Gharavi Erfaneh, LeRoy Nathan J, Zheng Guangtao, Zhang Aidong, Brown Donald E, Sheffield Nathan C
Center for Public Health Genomics, School of Medicine, University of Virginia, Charlottesville, VA 22908, USA.
School of Data Science, University of Virginia, Charlottesville, VA 22904, USA.
Bioengineering (Basel). 2024 Mar 8;11(3):263. doi: 10.3390/bioengineering11030263.
As available genomic interval data increase in scale, we require fast systems to search them. A common approach is simple string matching to compare a search term to metadata, but this is limited by incomplete or inaccurate annotations. An alternative is to compare data directly through genomic region overlap analysis, but this approach leads to challenges like sparsity, high dimensionality, and computational expense. We require novel methods to quickly and flexibly query large, messy genomic interval databases. Here, we develop a genomic interval search system using representation learning. We train numerical embeddings for a collection of region sets simultaneously with their metadata labels, capturing similarity between region sets and their metadata in a low-dimensional space. Using these learned co-embeddings, we develop a system that solves three related information retrieval tasks using embedding distance computations: retrieving region sets related to a user query string, suggesting new labels for database region sets, and retrieving database region sets similar to a query region set. We evaluate these use cases and show that jointly learned representations of region sets and metadata are a promising approach for fast, flexible, and accurate genomic region information retrieval.

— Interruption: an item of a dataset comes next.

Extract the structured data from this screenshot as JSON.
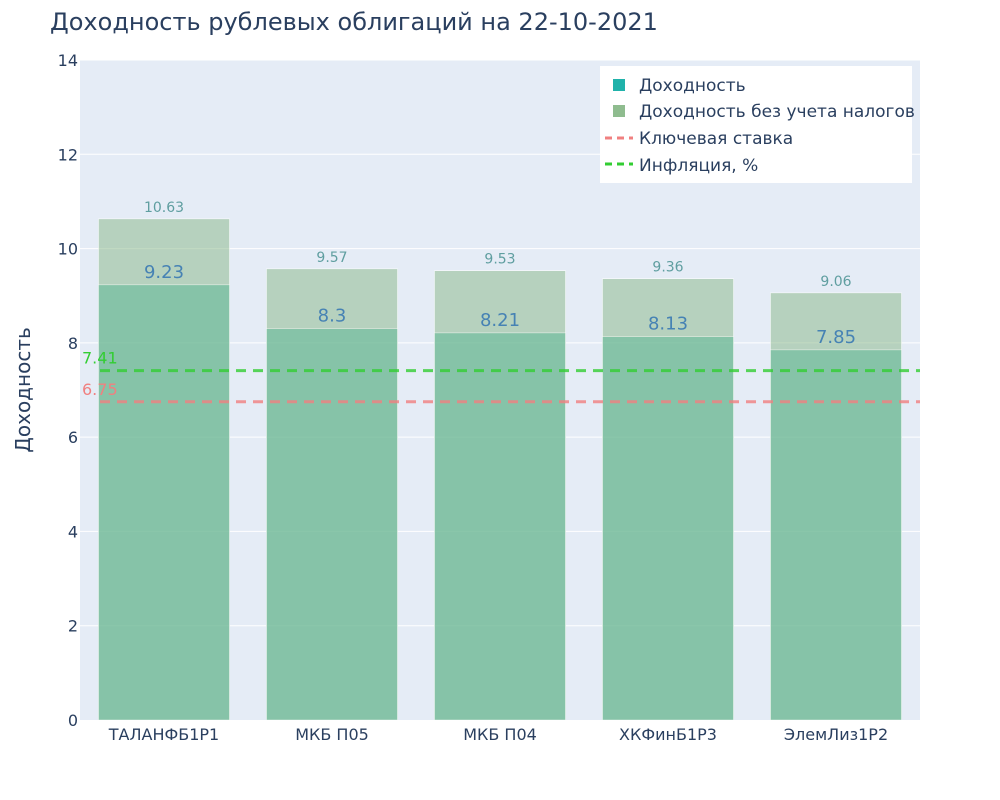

随着可用基因组区间数据规模的增加,我们需要快速系统来搜索这些数据。一种常见的方法是简单字符串匹配,即将搜索词与元数据进行比较,但这受到注释不完整或不准确的限制。另一种方法是通过基因组区域重叠分析直接比较数据,但这种方法会带来诸如稀疏性、高维度和计算成本高等挑战。我们需要新颖的方法来快速灵活地查询大型、杂乱的基因组区间数据库。在此,我们开发了一种使用表示学习的基因组区间搜索系统。我们为一组区域集及其元数据标签同时训练数值嵌入,在低维空间中捕捉区域集与其元数据之间的相似性。利用这些学习到的共嵌入,我们开发了一个系统,该系统使用嵌入距离计算解决三个相关的信息检索任务:检索与用户查询字符串相关的区域集、为数据库区域集建议新标签以及检索与查询区域集相似的数据库区域集。我们评估了这些用例,并表明区域集和元数据的联合学习表示是一种用于快速、灵活和准确的基因组区域信息检索的有前途的方法。